Posted Apr 21, 2014 04:45 pm CDT
Despite an explosion of cybercrime in recent years, many state and local law enforcement officers aren’t equipped to deal with it. As a result, conduct that results in significant financial losses and could create major security risks goes uninvestigated and unprosecuted.
For example, the state of Utah was able to track down and recover most of $2.5 million stolen from it in 2009 by freezing the money in a Texas bank account to which it had been wired by cyberthieves, the Wall Street Journal (sub. req.) reports. But when it came to identifying the culprits, law enforcement was stymied, officials said, because they could never figured out who hacked a state agency or how.

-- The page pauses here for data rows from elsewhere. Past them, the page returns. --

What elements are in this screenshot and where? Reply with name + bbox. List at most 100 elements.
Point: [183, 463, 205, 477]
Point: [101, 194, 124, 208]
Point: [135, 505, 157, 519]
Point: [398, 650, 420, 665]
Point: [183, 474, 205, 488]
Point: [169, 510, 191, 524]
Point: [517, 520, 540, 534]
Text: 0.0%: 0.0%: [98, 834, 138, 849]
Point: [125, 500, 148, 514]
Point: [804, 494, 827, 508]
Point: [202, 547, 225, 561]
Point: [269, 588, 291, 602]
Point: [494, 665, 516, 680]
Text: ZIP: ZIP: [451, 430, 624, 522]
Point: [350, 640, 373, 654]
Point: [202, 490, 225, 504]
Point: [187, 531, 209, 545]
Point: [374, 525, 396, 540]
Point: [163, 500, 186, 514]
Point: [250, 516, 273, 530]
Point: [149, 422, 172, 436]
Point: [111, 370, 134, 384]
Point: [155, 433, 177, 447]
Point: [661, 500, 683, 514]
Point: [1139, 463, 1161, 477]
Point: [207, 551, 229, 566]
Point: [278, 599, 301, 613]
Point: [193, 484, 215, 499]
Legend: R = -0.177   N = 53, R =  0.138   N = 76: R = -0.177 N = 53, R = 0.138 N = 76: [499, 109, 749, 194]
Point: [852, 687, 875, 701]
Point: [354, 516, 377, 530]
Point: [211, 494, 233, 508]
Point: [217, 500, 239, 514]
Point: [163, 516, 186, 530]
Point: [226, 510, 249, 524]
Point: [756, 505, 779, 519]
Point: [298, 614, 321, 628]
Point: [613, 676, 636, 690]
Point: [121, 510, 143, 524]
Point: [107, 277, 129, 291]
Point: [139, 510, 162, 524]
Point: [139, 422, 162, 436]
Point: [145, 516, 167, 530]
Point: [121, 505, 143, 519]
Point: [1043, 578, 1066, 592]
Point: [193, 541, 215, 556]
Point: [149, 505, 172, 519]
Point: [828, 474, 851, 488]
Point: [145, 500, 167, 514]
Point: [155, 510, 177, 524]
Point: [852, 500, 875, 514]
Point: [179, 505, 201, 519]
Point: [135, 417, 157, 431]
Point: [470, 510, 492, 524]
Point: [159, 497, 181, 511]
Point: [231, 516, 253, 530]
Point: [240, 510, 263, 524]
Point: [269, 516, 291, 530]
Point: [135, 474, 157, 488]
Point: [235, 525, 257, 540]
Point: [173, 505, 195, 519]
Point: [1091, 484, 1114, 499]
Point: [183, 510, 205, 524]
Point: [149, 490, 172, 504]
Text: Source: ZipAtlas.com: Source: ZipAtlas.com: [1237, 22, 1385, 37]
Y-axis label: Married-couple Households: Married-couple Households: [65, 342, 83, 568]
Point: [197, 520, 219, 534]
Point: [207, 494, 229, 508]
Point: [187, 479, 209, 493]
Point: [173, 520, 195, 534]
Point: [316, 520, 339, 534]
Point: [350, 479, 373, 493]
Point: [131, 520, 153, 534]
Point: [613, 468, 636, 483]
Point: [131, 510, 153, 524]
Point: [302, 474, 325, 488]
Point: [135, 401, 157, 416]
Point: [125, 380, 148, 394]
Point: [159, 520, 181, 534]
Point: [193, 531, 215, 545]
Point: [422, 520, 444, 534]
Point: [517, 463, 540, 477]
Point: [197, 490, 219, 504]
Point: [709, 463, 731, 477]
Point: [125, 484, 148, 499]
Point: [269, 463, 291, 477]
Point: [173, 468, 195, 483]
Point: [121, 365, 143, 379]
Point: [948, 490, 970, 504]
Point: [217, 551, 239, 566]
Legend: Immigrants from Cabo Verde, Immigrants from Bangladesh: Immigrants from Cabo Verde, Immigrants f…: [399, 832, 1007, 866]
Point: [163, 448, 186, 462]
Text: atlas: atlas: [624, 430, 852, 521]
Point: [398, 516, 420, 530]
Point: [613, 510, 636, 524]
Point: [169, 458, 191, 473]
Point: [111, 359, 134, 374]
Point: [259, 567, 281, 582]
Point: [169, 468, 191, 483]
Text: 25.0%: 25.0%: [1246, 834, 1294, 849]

“It was just, for us, kind of a helpless feeling,” Utah Commissioner of Public Safety Keith Squires told the newspaper.
In addition to the loss of substantial and growing amounts of funds online because of uncontrolled hacking, a lack of law enforcement on the Internet also creates national security concerns because of the vulnerability of utility systems, among other government-run operations.
Yet lax enforcement remains a serious problem, for two reasons, the WSJ article says: First, unlike the FBI and Secret Service, state and local law enforcement agencies lack training and staff expertise in the information technology skills that are needed to solve cybercrimes. Second, even if the perpetrators are identified, they often are located overseas, where state and local agencies lack jurisdiction.
The FBI has been working with state police in multiple states, giving some troopers top-secret security clearances in order to teach them how to track hackers. That, of course, only addresses one of the two cybercrime enforcement issues.
“Legally, I’m not going to Romania,” Lt. Mark Brown of the New York State Police told the newspaper. “That’s where a lot of these cases are coming from.”